Nota: pessoalmente, sou de parecer que as próprias leituras do III Domingo Comum    (Ano B) se coadunam perfeitamente com a festa da conversão de S. Paulo, embora elas não falem directamente da conversão de S. Paulo.

Temas

de

fundo

1ª leitura (Jn 3,1-5.10):  O Senhor dirigiu a palavra, mais uma vez, a Jonas nestes termos: «Levanta-te e vai a Nínive, a grande cidade, e anuncia aí o que Eu te ordenar». Jonas obedeceu e foi a Nínive, segundo a ordem do Senhor. Nínive era uma cidade tão grande que eram precisos três dias para a percorrer. Jonas entrou na cidade e andou um dia inteiro a apregoar: «Dentro de quarenta dias, Nínive será destruída». Os habitantes de Nínive acreditaram em Deus. Decidiram então jejuar e vestir-se de saco, do maior ao menor... Deus viu as suas boas obras, ou seja, como se tinham convertido da sua má conduta, e então, arrependendo-se em relação ao mal que tinha resolvido fazer-lhes, não os puniu como tinha dito.

* Os ninivitas converteram-se da sua conduta de maldade. O contexto histórico para situar, por assim dizer, a «acção» deste livro, é o período logo a seguir ao exílio da Babilónia. O livro de Jonas está então relacionado sobretudo com os livros de Esdras e Neemias. O povo de Israel anda à procura de, a muito custo, reconstruir o país e a capital, particularmente o Templo, sob a influência espiritual de Esdras e a chefia «política» de Neemias.
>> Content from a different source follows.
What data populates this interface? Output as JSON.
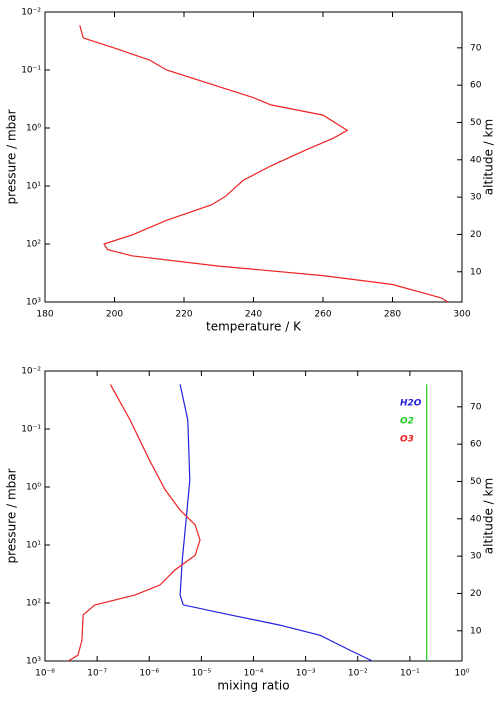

Essa experiência, porém, não é muito gratificante, não conseguindo obter a colaboração das pessoas. Talvez por isso mesmo, estes «retornados» tendem a desconfiar dos povos vizinhos. Por outro lado, acentua-se a tendência para se fecharem num nacionalismo exagerado, talvez consequência da experiência que tinham vivido com o povo invasor (a Babilónia). Mas essa perspectiva e essa mentalidade não estão correctas; essa nota de exclusivismo não pode prevalecer na mentalidade do povo. E então surge um livro - mais precisamente o Livro de Jonas - para proclamar a universalidade da salvação. A única condição para pertencer ao «povo de Deus» é acreditar e abandonar a má conduta. E isso podem-no pôr em prática também os que não fazem parte oficial desse povo, os pagãos ou gentios. No fundo, é precisamente esta a «tese» deste livro delicioso que se lê como um romance - uma «ficção didáctica» - e mantém toda a sua actualidade, na medida em que nos põe a todos de sobreaviso contra a tendência que temos de condenar aqueles que não pertencem ao nosso grupo.

   PARA ULTERIOR APROFUNDAMENTO, VEJA EM BAIXO.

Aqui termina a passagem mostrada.